Fencing

Recently, whilst travelling through the beautiful North Yorkshire Moors national park, I have been thinking a lot about fencing.

Now I don’t mean the Olympic sport. The controlled homage, using foil and epee, to gentlemen of the past duelling to settle a matter of honour. A sport, by the way, that everyone watching respects for its incredible reflexes and skill at thrust and parry but are all secretly thinking the same thing. That being, if the combatants were dressed less like the bad guys from Squid Game and more like Errol Flynn as Robin Hood or maybe Jack Sparrow and had to fight in an appropriate arena of say a tavern or a castle with swing-on-able light fittings, the ratings and audience would likely go through the roof! Or what about with lightsabers (like this)? Or Klingons armed with Bat’leths? How awesome would that be?! I fear I may be moving away from my original point!



What I have actually been thinking about are fences. Your common-or-garden three to six feet high fence. Wooden or concrete poles joined by slatted wooden panels or beams of wood or lengths of wire, seen for literally hundreds of thousands of miles across the country in back gardens, around farmer’s fields or in multitudes of other places. A fence. A thing so ubiquitous that, as the great Marty Feldman once wrote, you are probably in a state of “frenzied apathy” just thinking about it!

So why, you may rightly ask, is fencing the subject of this post? (No pun intended!) Well, fences, along with their leafy, stone and metal cousins, – hedges, walls, and railings – can be very humble or very grand but ultimately are a practical representation of something far more important; a change in ownership or purpose of the land that they surround. A line in the sand that says, “here you are subject to these rules not the ones over there” and as a result have fundamentally underpinned pretty much every part of human history. From cattle corrals to the Great Walls of China and Hadrian, national borders, gardens and buildings, in every case they form an edge that requires a change in thinking when crossing from one side to the other.

Here is where I get to the crux of my thinking as I enter the second half of my sabbatical. Specifically, as I come to the point where I am being challenged by myself, and others, to begin to think about “what next?”.

Consequently, I am forced to consider my own metaphorical fences. What are my boundaries emotionally, developmentally and so on and what are the rules on the opposite side of them? Do the fences I have need to exist? Are they edges that, like those that run next to every mile of UK railway, are required to ensure safety? Or are they barriers I have created for myself that don’t have any substance outside of my own narrative?

In the natural world, the equivalent edges are where the land meets the water or maybe the water changes from hot to cold, fresh to brackish. Nature has shown us that to move through these rule changes requires adaptation and evolution. As a result, in some cases creatures, having been highly effective for millions of years, have maintained the status quo and others, through instinct or mutation, have found fresh horizons in new landscapes. This is a response I need to consider.

I know one option is not open to me and that is to look over the wall of the present into the past and ask, “can I have my ball back please mister?”, in a hope to return to the game whose rules were adhered to for so many years. This is of course because my teammate, my Jen, isn’t with me anymore and hence, no matter how much I may miss those times, the game has changed.

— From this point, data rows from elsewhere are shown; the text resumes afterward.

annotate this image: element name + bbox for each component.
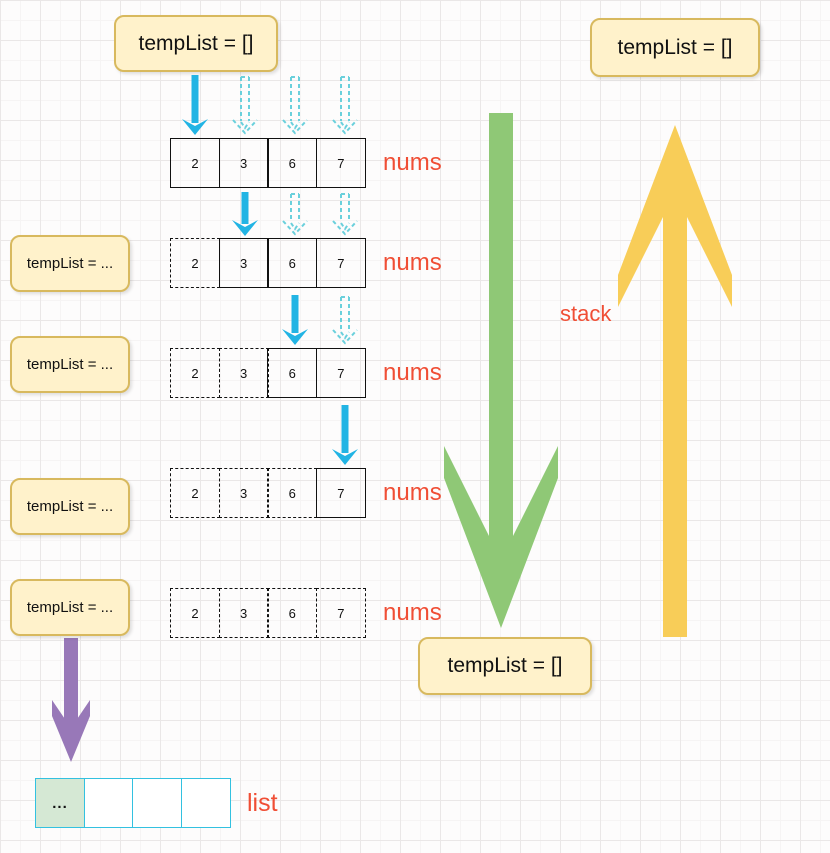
templist-box-bottom: tempList = [] xyxy=(418,637,592,695)
nums-cell-2-3: 6 xyxy=(267,238,318,288)
templist-box-left-3: tempList = ... xyxy=(10,478,130,535)
nums-cell-3-2: 3 xyxy=(218,348,269,398)
templist-box-top-left-text: tempList = [] xyxy=(138,31,254,55)
pointer-arrow-solid-icon xyxy=(332,405,358,465)
templist-box-left-4: tempList = ... xyxy=(10,579,130,636)
stack-pop-arrow-icon xyxy=(618,125,732,637)
nums-cell-4-2: 3 xyxy=(218,468,269,518)
nums-label-5: nums xyxy=(383,599,442,626)
pointer-arrow-dashed-icon xyxy=(282,76,308,135)
stack-label: stack xyxy=(560,301,612,326)
pointer-arrow-solid-icon xyxy=(182,75,208,135)
nums-cell-1-3: 6 xyxy=(267,138,318,188)
nums-cell-5-1: 2 xyxy=(170,588,220,638)
nums-label-1: nums xyxy=(383,149,442,176)
templist-box-left-1: tempList = ... xyxy=(10,235,130,292)
nums-cell-4-3: 6 xyxy=(267,468,318,518)
templist-box-bottom-text: tempList = [] xyxy=(447,654,563,677)
pointer-arrow-dashed-icon xyxy=(282,193,308,236)
nums-label-2: nums xyxy=(383,249,442,276)
pointer-arrow-solid-icon xyxy=(232,192,258,236)
result-arrow-icon xyxy=(52,638,90,762)
nums-cell-4-4: 7 xyxy=(315,468,366,518)
nums-cell-1-1: 2 xyxy=(170,138,220,188)
pointer-arrow-dashed-icon xyxy=(332,296,358,345)
stack-push-arrow-icon xyxy=(444,113,558,628)
nums-cell-1-2: 3 xyxy=(218,138,269,188)
templist-box-top-right: tempList = [] xyxy=(590,18,760,77)
templist-box-top-right-text: tempList = [] xyxy=(617,35,733,59)
nums-cell-4-1: 2 xyxy=(170,468,220,518)
nums-cell-1-4: 7 xyxy=(315,138,366,188)
nums-cell-2-2: 3 xyxy=(218,238,269,288)
nums-cell-3-1: 2 xyxy=(170,348,220,398)
list-array: ... xyxy=(35,778,231,828)
templist-box-left-2: tempList = ... xyxy=(10,336,130,393)
list-cell-2 xyxy=(83,778,134,828)
nums-cell-2-1: 2 xyxy=(170,238,220,288)
list-cell-4 xyxy=(180,778,231,828)
pointer-arrow-dashed-icon xyxy=(332,76,358,135)
list-cell-1: ... xyxy=(35,778,85,828)
templist-box-top-left: tempList = [] xyxy=(114,15,278,72)
list-label: list xyxy=(247,789,278,817)
nums-cell-3-3: 6 xyxy=(267,348,318,398)
nums-cell-5-2: 3 xyxy=(218,588,269,638)
nums-cell-5-4: 7 xyxy=(315,588,366,638)
nums-cell-3-4: 7 xyxy=(315,348,366,398)
nums-label-3: nums xyxy=(383,359,442,386)
nums-cell-5-3: 6 xyxy=(267,588,318,638)
pointer-arrow-dashed-icon xyxy=(232,76,258,135)
list-cell-3 xyxy=(132,778,183,828)
pointer-arrow-solid-icon xyxy=(282,295,308,345)
nums-label-4: nums xyxy=(383,479,442,506)
nums-cell-2-4: 7 xyxy=(315,238,366,288)
pointer-arrow-dashed-icon xyxy=(332,193,358,236)
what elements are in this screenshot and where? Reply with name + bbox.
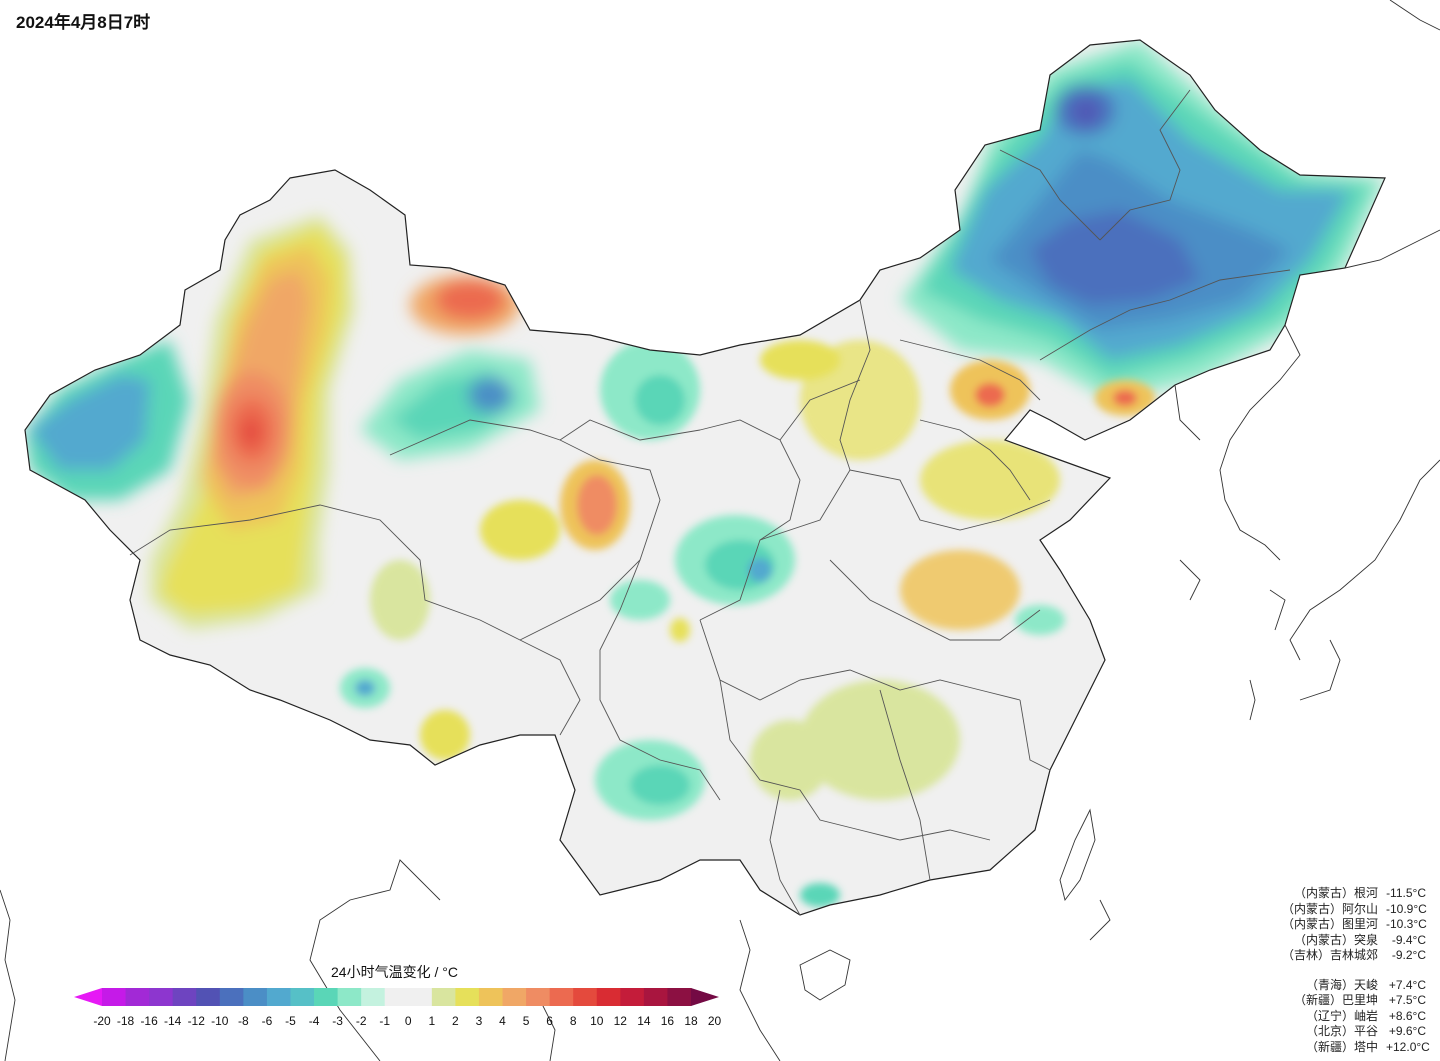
station-value: +7.5°C [1388,993,1426,1007]
legend-swatch [337,988,362,1006]
warmest-stations-list: （青海）天峻 +7.4°C （新疆）巴里坤 +7.5°C （辽宁）岫岩 +8.6°C （北京… [1186,978,1430,1056]
province-borders [24,39,1386,916]
legend-tick: -6 [261,1014,273,1028]
legend-tick: -16 [140,1014,158,1028]
legend-tick: 8 [569,1014,577,1028]
legend-swatch [102,988,127,1006]
legend-tick: 10 [590,1014,604,1028]
station-value: -9.4°C [1391,932,1426,947]
station-row: （青海）天峻 +7.4°C [1186,978,1426,994]
legend-tick: -2 [355,1014,367,1028]
legend-tick: -4 [308,1014,320,1028]
legend-tick: -12 [187,1014,205,1028]
legend-swatch [620,988,645,1006]
station-row: （内蒙古）突泉 -9.4°C [1186,933,1426,949]
legend-swatch [431,988,456,1006]
legend-tick: 12 [613,1014,627,1028]
legend-swatch [549,988,574,1006]
station-name: （吉林）吉林城郊 [1281,948,1378,962]
legend-swatch [314,988,339,1006]
station-row: （内蒙古）根河 -11.5°C [1186,886,1426,902]
legend-tick: -3 [332,1014,343,1028]
station-row: （新疆）巴里坤 +7.5°C [1186,993,1426,1009]
legend-swatch [196,988,221,1006]
legend-swatch [125,988,150,1006]
station-name: （北京）平谷 [1305,1024,1378,1038]
legend-cap-high [691,988,719,1006]
station-value: -11.5°C [1386,886,1426,900]
legend-tick: 1 [428,1014,436,1028]
legend-tick: 14 [637,1014,651,1028]
legend-swatch [573,988,598,1006]
station-extremes: （内蒙古）根河 -11.5°C （内蒙古）阿尔山 -10.9°C （内蒙古）图里河 -10… [1186,886,1430,1056]
legend-tick: -10 [211,1014,229,1028]
station-name: （新疆）巴里坤 [1293,993,1378,1007]
northeast-cold-region [900,40,1385,400]
legend-tick: -14 [164,1014,182,1028]
legend-tick: 20 [707,1014,722,1028]
legend-tick: 0 [404,1014,412,1028]
legend-swatch [478,988,504,1006]
color-legend-bar [74,988,719,1006]
legend-tick: -1 [379,1014,391,1028]
qinghai-warm-region [370,340,1155,800]
station-value: +9.6°C [1388,1024,1426,1038]
legend-tick: 3 [475,1014,483,1028]
legend-swatch [408,988,433,1006]
station-name: （辽宁）岫岩 [1305,1008,1378,1023]
station-name: （内蒙古）阿尔山 [1281,901,1378,916]
legend-swatch [290,988,315,1006]
station-name: （新疆）塔中 [1305,1039,1378,1054]
legend-tick: -20 [93,1014,111,1028]
coldest-stations-list: （内蒙古）根河 -11.5°C （内蒙古）阿尔山 -10.9°C （内蒙古）图里河 -10… [1186,886,1427,964]
legend-swatch [596,988,621,1006]
west-cold-region [25,340,540,500]
station-row: （辽宁）岫岩 +8.6°C [1186,1009,1426,1025]
station-name: （内蒙古）根河 [1293,886,1378,900]
legend-tick: -5 [285,1014,296,1028]
legend-tick-labels: -20 -18 -16 -14 -12 -10 -8 -6 -5 -4 -3 -2 -1 0 1 2 3 4 5 6 8… [0,1014,760,1034]
legend-swatch [502,988,527,1006]
central-cold-region [340,340,1065,907]
legend-swatch [643,988,668,1006]
legend-swatch [266,988,291,1006]
legend-swatch [361,988,386,1006]
station-value: -10.9°C [1386,901,1427,916]
legend-swatch [526,988,551,1006]
station-name: （内蒙古）图里河 [1281,917,1378,931]
legend-tick: 6 [546,1014,553,1028]
station-row: （吉林）吉林城郊 -9.2°C [1186,948,1426,964]
legend-swatch [455,988,480,1006]
legend-tick: -8 [238,1014,249,1028]
legend-tick: -18 [116,1014,135,1028]
legend-swatch [149,988,174,1006]
station-value: +7.4°C [1388,977,1426,992]
legend-swatch [384,988,409,1006]
station-name: （内蒙古）突泉 [1293,932,1378,947]
legend-tick: 4 [499,1014,506,1028]
station-row: （新疆）塔中 +12.0°C [1186,1039,1430,1056]
station-value: -10.3°C [1386,917,1427,931]
station-row: （内蒙古）图里河 -10.3°C [1186,917,1427,933]
map-title: 2024年4月8日7时 [16,13,151,32]
station-value: +12.0°C [1386,1039,1430,1054]
legend-swatch [219,988,244,1006]
legend-cap-low [74,988,102,1006]
legend-tick: 2 [452,1014,459,1028]
station-row: （北京）平谷 +9.6°C [1186,1024,1426,1040]
legend-title: 24小时气温变化 / °C [331,964,458,980]
station-value: +8.6°C [1388,1008,1426,1023]
station-value: -9.2°C [1391,948,1426,962]
legend-swatch [172,988,197,1006]
legend-tick: 16 [660,1014,675,1028]
station-row: （内蒙古）阿尔山 -10.9°C [1186,901,1427,918]
legend-swatch [667,988,692,1006]
station-name: （青海）天峻 [1305,977,1378,992]
legend-tick: 5 [522,1014,530,1028]
legend-swatch [243,988,268,1006]
legend-tick: 18 [684,1014,698,1028]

This entry is not about describing what my answers are to these questions for two important reasons; one, that I don’t currently know the answers and two, that if I could suddenly list them out, I think I would be worried that I am treating all these things far too casually. This is life changing stuff and, in my mind at least, taking a “as the crow flies” approach to smashing through barriers is both quite unnerving and feels over dramatic. I am not Shrek walking through the ticket barrier lines although I also don’t want to wiggle back and forth in a pre-defined route just because that is what is currently laid out.


So, what do I do? How do I approach these fences? Am I actually in a scenario where I need to get off the fence and land on a position?

To return to the start of these thoughts, maybe I need to take an en garde defensive stance ready to fend off any further thrusts of challenges that come towards me. However, this is a little against how I am trying to progress but some of these fences are intimidating, having metaphorical barbed wire across them. Those are the ones where comfort zones must be left in order to overcome them. I have always tended towards my comfort zones as a form of self-protection although it doesn’t necessarily mean that that was always the right choice. I would like to be more forthright, and I am in a position to be able to embrace this. My responsibilities at this point are really limited to me with the exception of my desire to continue being part of the lives of those whom I love.

I recently read something that said I should focus on not what I am supposed to be, just what I am – and hence my motivation for this blog. This process of taking my sabbatical is about understanding myself and where and what I am now as much as anything else. Once I have done that, I think I can think about what I want to change. I’m nearly there, and pressures will undoubtedly come along to hasten my decision making on next steps.

That is life at the end of the day! If there is one thing I do know, it is that you never know what will happen next. Change is the constant. At that point, I need to recognise my fences, climb over a few stiles, open a few gates or even have the courage to break them down if I need to. To evolve whilst being true to myself.

Just writing this down is one of the steps in this process and I am pleased I have taken it. There are plenty more to come.